Figure 151. Exploring the Full Value of Business Events

“Taking the event-driven business modelling concept one step further, focusing on business events enables the development of information systems that can not only report in multiple ways on the current state of the business, but can also provide archival information on past events sorted by various criteria. Ultimately, this approach provides a mechanism for reconstructing the execution of a past event to identify not only the outcome of the event but also the conditions that existed within the business that dictated the result of the event (e.g., knowing that a customer order was rejected is important to many parts of a business, knowing why the order was rejected, such as because of a bad credit history or because the stock position was too low, may be even more important to the business).

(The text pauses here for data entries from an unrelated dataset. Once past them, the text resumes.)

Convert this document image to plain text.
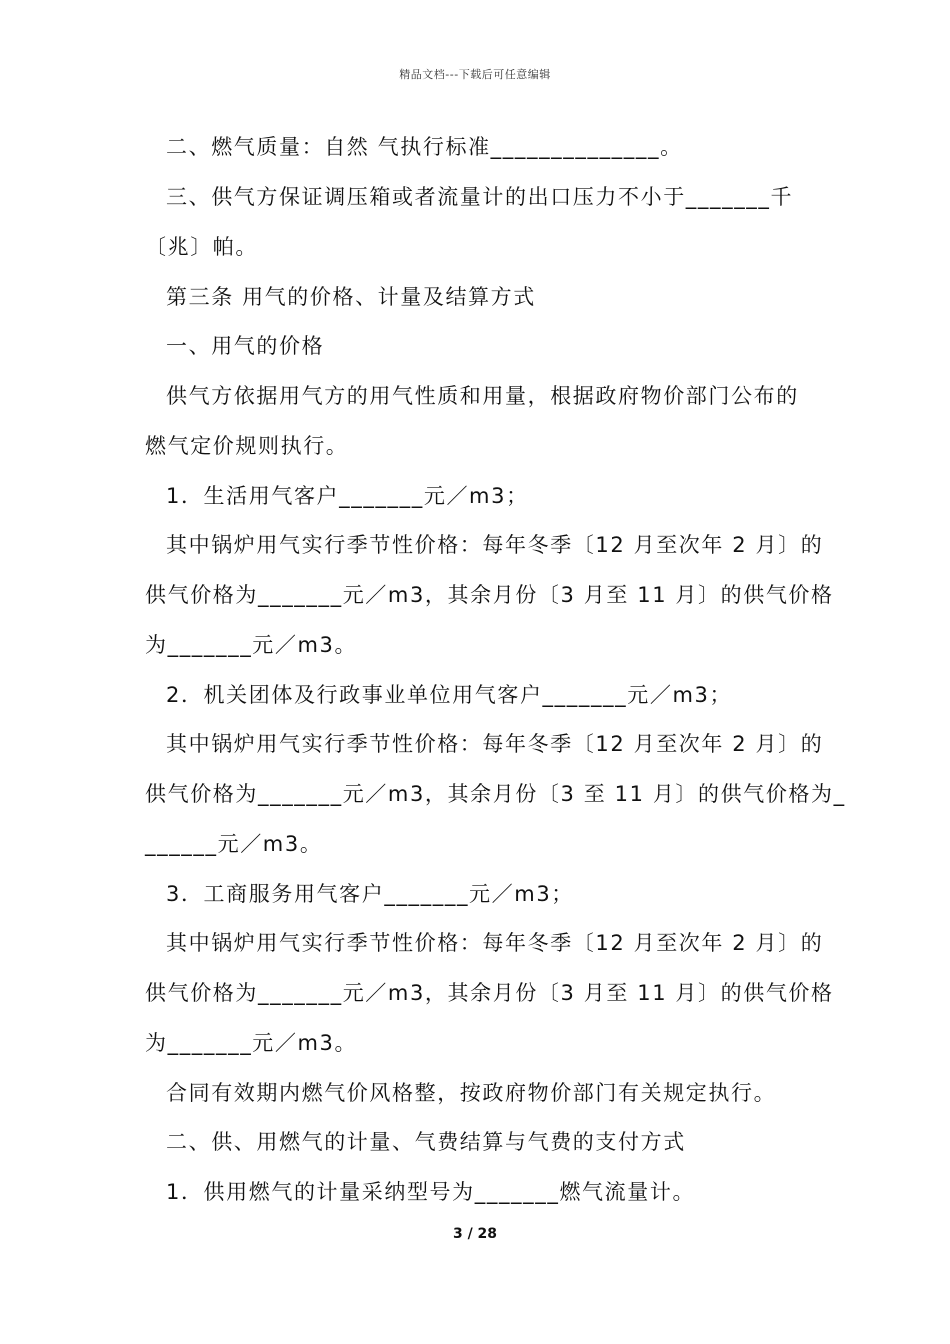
精品文档---下载后可任意编辑
二、燃气质量：自然 气执行标准______________。
三、供气方保证调压箱或者流量计的出口压力不小于_______千
〔兆〕帕。
第三条 用气的价格、计量及结算方式
一、用气的价格
供气方依据用气方的用气性质和用量，根据政府物价部门公布的
燃气定价规则执行。
1．生活用气客户_______元／m3；
其中锅炉用气实行季节性价格：每年冬季〔12 月至次年 2 月〕的
供气价格为_______元／m3，其余月份〔3 月至 11 月〕的供气价格
为_______元／m3。
2．机关团体及行政事业单位用气客户_______元／m3；
其中锅炉用气实行季节性价格：每年冬季〔12 月至次年 2 月〕的
供气价格为_______元／m3，其余月份〔3 至 11 月〕的供气价格为_
______元／m3。
3．工商服务用气客户_______元／m3；
其中锅炉用气实行季节性价格：每年冬季〔12 月至次年 2 月〕的
供气价格为_______元／m3，其余月份〔3 月至 11 月〕的供气价格
为_______元／m3。
合同有效期内燃气价风格整，按政府物价部门有关规定执行。
二、供、用燃气的计量、气费结算与气费的支付方式
1．供用燃气的计量采纳型号为_______燃气流量计。
3 / 28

“If all of the data relating to a business event is captured, including the conditions and values of any reference files accessed by the event, it should be possible to reconstruct the path of the event and repeat the outcome of the event at some future point in time.

“In practice, this is a major undertaking and requires that the technology (hardware and software) be sophisticated enough to capture all of the relevant data. Application software must be written to capture the data, as well as the data structures needed to store and allow retrieval of the data. However, once defined, the ability of the organization to manage the data at its disposal is almost infinite. It will effectively capture information that the business users may not even realize the importance of until some future point in time when they determine that they want to understand more about the business events with which they are dealing.

“The power that this approach brings is that it allows the business users to learn from their past experiences and interrogate business data to answer not just questions about “what happened to a specific business event on a particular day?” but also about “why did a business event result in a specific outcome?” or “what was the rationale behind the decision?”

“It is this power that information systems ultimately should embrace. As enabling technology becomes available, the development of information systems that utilize the full value of the business events should become the norm. The opportunity to take advantage of the event-driven approach should always be assessed for all current and future systems developments.”

Authorship of material noted from discussion with Kevin Young, IBM Executive Consultant, June 9, 2009. Young noted that in the diagram presented “the lower left illustration of the Event Dependency Model, ‘Customer Places Order’ is the event and should be shown in the buff color below ‘Add Customer Order’… which is the elementary process triggered by the Customer Places Order event.”